The idea that certain calendar dates are lucky or unlucky is of ancient origin, going back as far as the Mesopotamian civilizations. Tables that identify lucky and unlucky days are sometimes known by their German category name Tagwählerei.
- The Coligny calendar identifies certain calendar dates as lucky (mat) or unlucky (anmat).
- The Roman calendar marks many days and parts of others as dies nefasti, religiously unsuitable for the conduct of public business.
- Contemporary North America has a tradition that Friday the 13th is an unlucky day. It has been called a "pervasive form of divination" that "is found in all societies which regulate their days and nights in calendric system".
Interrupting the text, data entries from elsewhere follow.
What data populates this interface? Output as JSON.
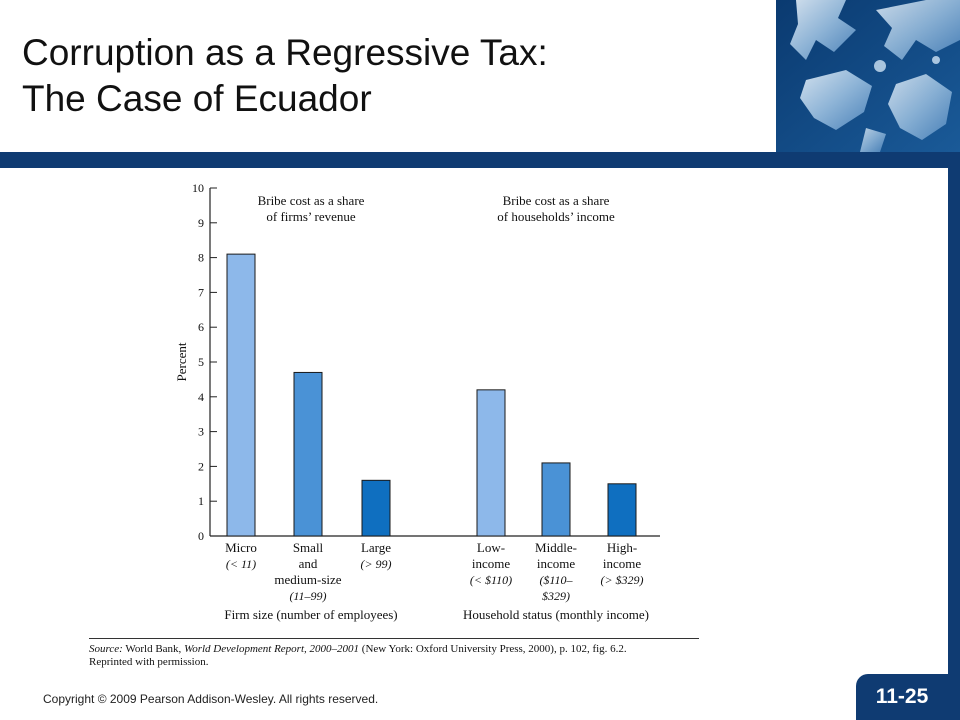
{
  "slide": {
    "title_line1": "Corruption as a Regressive Tax:",
    "title_line2": "The Case of Ecuador",
    "copyright": "Copyright © 2009 Pearson Addison-Wesley. All rights reserved.",
    "page_number": "11-25",
    "source_label": "Source:",
    "source_text_1": " World Bank, ",
    "source_italic": "World Development Report, 2000–2001",
    "source_text_2": " (New York: Oxford University Press, 2000), p. 102, fig. 6.2.",
    "source_text_3": "Reprinted with permission."
  },
  "chart_data": {
    "type": "bar",
    "ylabel": "Percent",
    "ylim": [
      0,
      10
    ],
    "yticks": [
      0,
      1,
      2,
      3,
      4,
      5,
      6,
      7,
      8,
      9,
      10
    ],
    "groups": [
      {
        "title_lines": [
          "Bribe cost as a share",
          "of firms’ revenue"
        ],
        "xlabel": "Firm size (number of employees)",
        "categories": [
          {
            "lines": [
              "Micro"
            ],
            "italic_lines": [
              "(< 11)"
            ],
            "value": 8.1,
            "color": "#8db8ea"
          },
          {
            "lines": [
              "Small",
              "and",
              "medium-size"
            ],
            "italic_lines": [
              "(11–99)"
            ],
            "value": 4.7,
            "color": "#4a92d6"
          },
          {
            "lines": [
              "Large"
            ],
            "italic_lines": [
              "(> 99)"
            ],
            "value": 1.6,
            "color": "#0f6fc0"
          }
        ]
      },
      {
        "title_lines": [
          "Bribe cost as a share",
          "of households’ income"
        ],
        "xlabel": "Household status (monthly income)",
        "categories": [
          {
            "lines": [
              "Low-",
              "income"
            ],
            "italic_lines": [
              "(< $110)"
            ],
            "value": 4.2,
            "color": "#8db8ea"
          },
          {
            "lines": [
              "Middle-",
              "income"
            ],
            "italic_lines": [
              "($110–",
              "$329)"
            ],
            "value": 2.1,
            "color": "#4a92d6"
          },
          {
            "lines": [
              "High-",
              "income"
            ],
            "italic_lines": [
              "(> $329)"
            ],
            "value": 1.5,
            "color": "#0f6fc0"
          }
        ]
      }
    ]
  }
}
The received idea concerning the origin of Tycho Brahe days was that
 "Tycho Brahe, the celebrated Danish astronomer of the sixteenth and seventeenth centuries, was very superstitious, considering certain days in the year pregnant with misfortune, wherefore in Denmark, up to this very day, the laboring class call such days on which they happen to meet with some unfortunate accident, Tycho Brahe's days."
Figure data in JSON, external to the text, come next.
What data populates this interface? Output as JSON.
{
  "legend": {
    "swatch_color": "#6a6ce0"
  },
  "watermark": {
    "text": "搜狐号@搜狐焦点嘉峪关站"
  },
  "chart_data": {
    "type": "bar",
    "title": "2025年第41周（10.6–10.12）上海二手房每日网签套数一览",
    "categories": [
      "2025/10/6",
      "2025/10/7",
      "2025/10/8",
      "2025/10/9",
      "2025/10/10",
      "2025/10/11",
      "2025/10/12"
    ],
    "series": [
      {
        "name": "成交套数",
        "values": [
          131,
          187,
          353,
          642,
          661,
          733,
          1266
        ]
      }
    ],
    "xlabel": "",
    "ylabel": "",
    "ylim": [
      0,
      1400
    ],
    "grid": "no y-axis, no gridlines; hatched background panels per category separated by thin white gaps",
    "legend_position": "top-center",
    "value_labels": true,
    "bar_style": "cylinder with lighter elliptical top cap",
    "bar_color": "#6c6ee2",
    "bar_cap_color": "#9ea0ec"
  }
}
In his travelogue A Poet's Bazaar,
Hans Christian Andersen alludes to Tycho Brahe's death while living in exile, in Prague, observing that
 "Denmark owns not even his dust; but the Danes mention his name in their bad times, as if a denunciation proceeded out of it: These are 'Tycho Brahe's days!' they say."

Although no mention of the days now called Tycho Brahe days is actually found in any work of Tycho Brahe,
they are still frequently referenced in almanacs and recur in Scandinavian folklore. In the Cyprianus tradition, Tycho Brahe days are considered unlucky for magical work; several of the spells in the Black Books of Elverum note that they should not be carried out on a Tycho Brahe day.

==Days==
Based on the Julian calendar

- January 1, 2, 4, 6, 11, 12, 29
- February 11, 17, 18
- March 1, 4, 14, 15
- April 9, 16, 17, 18, 19, 22, 29
- May 10, 17, 18
- June 6
- July 17, 21
- August 20, 21
- September 16, 18
- October 6
- November 6, 18
- December 6, 11, 18
These days were supposed to be unlucky to perform tasks such as getting married, starting a journey, or to fall ill on. Some versions claim that Tycho Brahe also identified several days as particularly lucky:
- January 26
- February 9 and 10
- June 15
Some lists omit certain days, or add others; there is no standard list. Denmark was on the Julian calendar until 1700, when it switched to the Gregorian calendar.